Minggu, 17 Februari 2008

Memberi Kesempatan

etan berhasil menggelincirkan Adam dan Hawa, lalu mengeluarkan mereka dari surga itu. Kami perintahkan, “Turunlah kamu, kamu semua akan saling bermusuhan, dan di bumi kamu akan mendapatkan tempat tinggal sementara, juga kesenangan terbatas.”

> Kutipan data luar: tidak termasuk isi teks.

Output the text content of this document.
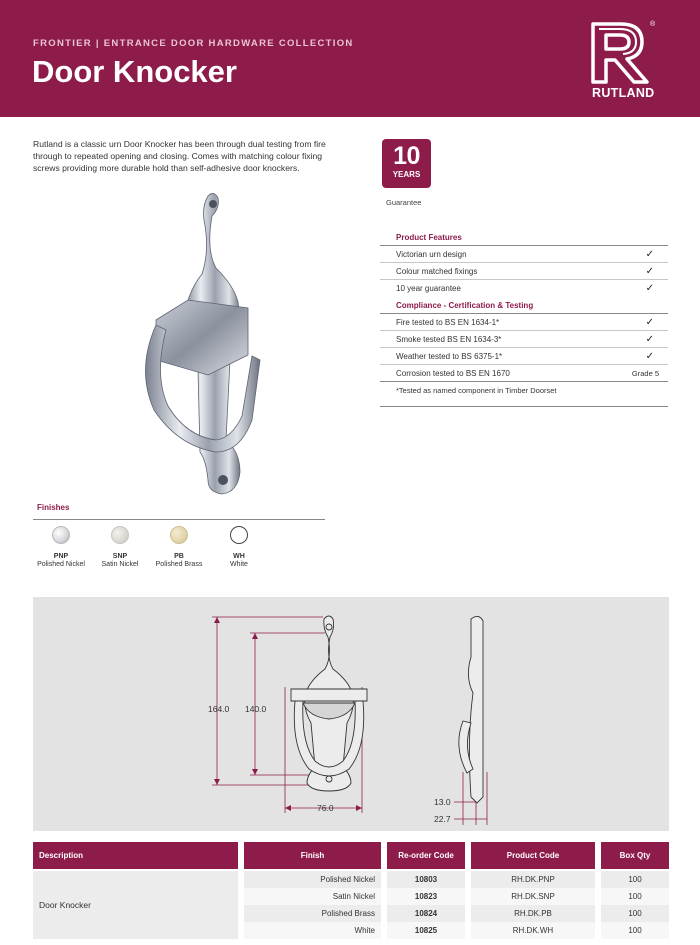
FRONTIER | ENTRANCE DOOR HARDWARE COLLECTION
Door Knocker
®
RUTLAND
Rutland is a classic urn Door Knocker has been through dual testing from fire through to repeated opening and closing. Comes with matching colour fixing screws providing more durable hold than self-adhesive door knockers.	10
YEARS
Guarantee
Product Features
Victorian urn design	✓
Colour matched fixings	✓
10 year guarantee	✓
Compliance - Certification & Testing
Fire tested to BS EN 1634-1*	✓
Smoke tested BS EN 1634-3*	✓
Weather tested to BS 6375-1*	✓
Corrosion tested to BS EN 1670	Grade 5
*Tested as named component in Timber Doorset
Finishes
PNP
Polished Nickel
SNP
Satin Nickel
PB
Polished Brass
WH
White
164.0 140.0
76.0
13.0
22.7
Description	Finish	Re-order Code	Product Code	Box Qty
Door Knocker
Polished Nickel	10803	RH.DK.PNP	100
Satin Nickel	10823	RH.DK.SNP	100
Polished Brass	10824	RH.DK.PB	100
White	10825	RH.DK.WH	100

(Q.S. Al Baqarah [2]: 36).

Salah satu anugerah terbesar Allah SWT kepada nabi Adam dan Hawa adalah diberikannya kesempatan untuk bertaubat setelah menikmati buah terlarang di surga. Kesempatan tersebut sangatlah berharga bagi mereka berdua untuk menebus dosa di bumi sehingga derajat ketaqwaannya bisa terangkat kembali. Demikian pula kesempatan yang diberikan oleh nabi Muhammad SAW kepada Umar bin Khaththab yang hendak berniat jahat kepadanya. Di kemudian hari sahabat Nabi SAW ini dikenal pembela Islam yang sangat pemberani. Pun demikian ketika Raden Mas Said bekas berandal diberi kepercayaan bertaubat oleh Sunan Bonang, dan sejarah mencatat Sunan Kalijaga menjadi wali sebenar-benarnya bagi “wong Jowo” yang membuat wali sanga yang lain segan dan menaruh hormat padanya.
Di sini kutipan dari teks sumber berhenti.